Lake Ohrid (Macedonia, Albania) is thought to be more than 1.2 million years old and host more than 300 endemic species. As a target of the International Continental scientific Drilling Program (ICDP), a successful deep drilling campaign was carried out within the scope of the Scientific Collaboration on Past Speciation Conditions in Lake Ohrid (SCOPSCO) project in 2013. Here, we present lithological, sedimentological, and (bio-)geochemical data from the upper 247.8 m composite depth of the overall 569 m long DEEP site sediment succession from the central part of the lake. According to an age model, which is based on 11 tephra layers (first-order tie points) and on tuning of bio-geochemical proxy data to orbital parameters (second-order tie points), the analyzed sediment sequence covers the last 637 kyr. The DEEP site sediment succession consists of hemipelagic sediments, which are interspersed by several tephra layers and infrequent, thin (< 5 cm) mass wasting deposits. The hemipelagic sediments can be classified into three different lithotypes. Lithotype 1 and 2 deposits comprise calcareous and slightly calcareous silty clay and are predominantly attributed to interglacial periods with high primary productivity in the lake during summer and reduced mixing during winter. The data suggest that high ion and nutrient concentrations in the lake water promoted calcite precipitation and diatom growth in the epilimnion during MIS15, 13, and 5. Following a strong primary productivity, highest interglacial temperatures can be reported for marine isotope stages (MIS) 11 and 5, whereas MIS15, 13, 9, and 7 were comparably cooler. Lithotype 3 deposits consist of clastic, silty clayey material and predominantly represent glacial periods with low primary productivity during summer and longer and intensified mixing during winter. The data imply that the most severe glacial conditions at Lake Ohrid persisted during MIS16, 12, 10, and 6, whereas somewhat warmer temperatures can be inferred for MIS14, 8, 4, and 2. Interglacial-like conditions occurred during parts of MIS14 and 8. © Author(s) 2016.
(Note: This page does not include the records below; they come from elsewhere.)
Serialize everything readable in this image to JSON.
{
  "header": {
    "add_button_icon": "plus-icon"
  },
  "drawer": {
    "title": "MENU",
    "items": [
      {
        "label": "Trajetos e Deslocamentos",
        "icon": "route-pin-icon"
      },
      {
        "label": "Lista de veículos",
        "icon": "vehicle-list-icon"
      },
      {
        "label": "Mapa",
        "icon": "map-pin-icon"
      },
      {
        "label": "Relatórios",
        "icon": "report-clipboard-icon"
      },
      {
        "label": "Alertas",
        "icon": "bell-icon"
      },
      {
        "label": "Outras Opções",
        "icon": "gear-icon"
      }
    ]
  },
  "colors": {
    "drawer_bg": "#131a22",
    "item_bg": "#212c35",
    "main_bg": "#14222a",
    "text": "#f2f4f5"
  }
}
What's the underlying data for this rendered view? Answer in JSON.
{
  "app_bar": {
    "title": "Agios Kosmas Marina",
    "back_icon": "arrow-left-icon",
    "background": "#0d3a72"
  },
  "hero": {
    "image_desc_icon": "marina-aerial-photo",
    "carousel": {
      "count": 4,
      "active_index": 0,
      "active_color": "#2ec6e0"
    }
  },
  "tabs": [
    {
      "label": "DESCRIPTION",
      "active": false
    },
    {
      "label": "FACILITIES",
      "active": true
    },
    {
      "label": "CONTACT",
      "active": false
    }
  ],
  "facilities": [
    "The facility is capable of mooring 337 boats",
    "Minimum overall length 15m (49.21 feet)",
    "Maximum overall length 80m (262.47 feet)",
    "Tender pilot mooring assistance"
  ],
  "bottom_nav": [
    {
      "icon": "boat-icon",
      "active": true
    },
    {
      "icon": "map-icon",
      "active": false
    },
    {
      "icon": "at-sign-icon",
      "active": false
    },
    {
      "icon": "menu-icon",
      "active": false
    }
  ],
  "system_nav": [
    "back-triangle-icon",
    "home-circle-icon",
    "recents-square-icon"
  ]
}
2015, Lacey, J.H., Leng, M.J., Francke, A., Sloane, H.J., Milodowski, A., Vogel, H., Baumgarten, H., Wagner, B.

Lake Ohrid (Macedonia/Albania) is an ancient lake with a unique biodiversity and a site of global significance for investigating the influence of climate, geological and tectonic events on the generation of endemic populations. Here, we present oxygen (δ18O) and carbon (δ13C) isotope data on carbonate from the upper ca. 248 m of sediment cores recovered as part of the Scientific Collaboration on Past Speciation Conditions in Lake Ohrid (SCOPSCO) project, covering the past 640 ka. Previous studies on short cores from the lake (up to 15 m, < 140 ka) have indicated the Total Inorganic Carbon (TIC) content of sediments to be highly sensitive to climate change over the last glacial-interglacial cycle, comprising abundant endogenic calcite through interglacials and being almost absent in glacials, apart from discrete bands of early diagenetic authigenic siderite. Isotope measurements on endogenic calcite(δ18Oc and δ13Cc) reveal variations both between and within interglacials that suggest the lake has been subject to hydroclimate fluctuations on orbital and millennial timescales. We also measured isotopes on authigenic siderite (δ18Os and δ13Cs) and, with the δ18OCc and δ18Os, reconstruct δ18O of lakewater (δ18Olw) through the 640 ka. Overall, glacials have lower δ18Olw when compared to interglacials, most likely due to cooler summer temperatures, a higher proportion of winter precipitation (snowfall), and a reduced inflow from adjacent Lake Prespa. The isotope stratigraphy suggests Lake Ohrid experienced a period of general stability through Marine Isotope Stage (MIS) 15 to MIS 13, highlighting MIS 14 as a particularly warm glacial, and was isotopically freshest during MIS 9. After MIS 9, the variability between glacial and interglacial δ18Olw is enhanced and the lake became increasingly evaporated through to present day with MIS 5 having the highest average δ18Olw. Our results provide new evidence for long-term climate change in the northern Mediterranean region, which will form the basis to better understand the influence of major environmental events on biological evolution within the lake.